| Outcome | Probability | Yes Bid | Yes Ask | 24h Change | Volume | |
|---|---|---|---|---|---|---|
| 92° or below | 0% | 0¢ | 0¢ | — | $0 | Trade → |
| 101° or above | 0% | 0¢ | 0¢ | — | $0 | Trade → |
| 99° to 100° | 0% | 0¢ | 0¢ | — | $0 | Trade → |
| 95° to 96° | 0% | 0¢ | 0¢ | — | $0 | Trade → |
| 93° to 94° | 0% | 0¢ | 0¢ | — | $0 | Trade → |
| 97° to 98° | 0% | 0¢ | 0¢ | — | $0 | Trade → |
This market asks traders to predict the highest recorded temperature in Las Vegas on March 19, 2026. It matters for weather-sensitive planning, risk management, and testing forecasting signals in a desert climate with strong day-to-day variability.

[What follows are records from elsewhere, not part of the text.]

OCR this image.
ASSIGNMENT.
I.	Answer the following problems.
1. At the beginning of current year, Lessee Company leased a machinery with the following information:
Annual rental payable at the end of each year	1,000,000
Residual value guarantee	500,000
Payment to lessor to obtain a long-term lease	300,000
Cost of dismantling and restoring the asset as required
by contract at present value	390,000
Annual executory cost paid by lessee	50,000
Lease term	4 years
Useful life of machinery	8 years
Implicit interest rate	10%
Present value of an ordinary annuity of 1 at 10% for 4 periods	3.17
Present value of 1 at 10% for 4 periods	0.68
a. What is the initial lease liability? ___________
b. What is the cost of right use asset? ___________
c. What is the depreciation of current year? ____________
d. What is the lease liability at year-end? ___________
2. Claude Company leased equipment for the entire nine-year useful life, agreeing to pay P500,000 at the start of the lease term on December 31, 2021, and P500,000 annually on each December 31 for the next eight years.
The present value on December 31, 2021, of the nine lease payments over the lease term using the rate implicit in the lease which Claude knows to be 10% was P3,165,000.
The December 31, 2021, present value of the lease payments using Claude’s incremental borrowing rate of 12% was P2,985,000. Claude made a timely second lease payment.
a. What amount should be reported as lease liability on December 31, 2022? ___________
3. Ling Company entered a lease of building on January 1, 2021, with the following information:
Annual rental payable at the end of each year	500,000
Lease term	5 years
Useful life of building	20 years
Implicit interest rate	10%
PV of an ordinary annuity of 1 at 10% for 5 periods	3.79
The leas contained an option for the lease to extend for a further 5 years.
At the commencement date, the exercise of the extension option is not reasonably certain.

Las Vegas sits in the Mojave Desert where March can span cool, springlike days to early-season warm spells; year-to-year variability is driven by synoptic weather patterns and longer-term warming trends. Markets like this translate meteorological forecasts and local observations into tradable outcomes, aggregating information from forecasters, model updates, and recent observations. The market lists six mutually exclusive outcomes and will settle to an official observation as specified in the market rules.
Market prices reflect the crowd’s aggregated expectations about which temperature outcome will be observed and update as forecasts and observations change; they are a real-time signal, not a guarantee of the eventual measurement.
Close time is listed as TBD on the market page; settlement will follow the market’s stated rules and use the official highest temperature observation for Las Vegas on March 19, 2026 from the designated data source, with final settlement announced after that official value is published.
The market description identifies the precise official source and station (for example, a NOAA/NWS observation site); traders should consult the market rules to confirm the exact station identifier and any time-standard used for the observation.
Each of the six outcomes corresponds to a specific, mutually exclusive temperature category or discrete value defined on the market page; the outcome that matches the official highest temperature observation on March 19, 2026 will determine settlement.
Synoptic-scale model guidance and pattern signals can influence expectations a week or more out, but forecast precision typically improves markedly in the 1–3 days before the date as higher-resolution models and observations converge.
Historical climatology provides a baseline expectation and context for variability, but it should be combined with current-season observations and forecasted synoptic anomalies, since single-day extremes are often driven by transient weather systems.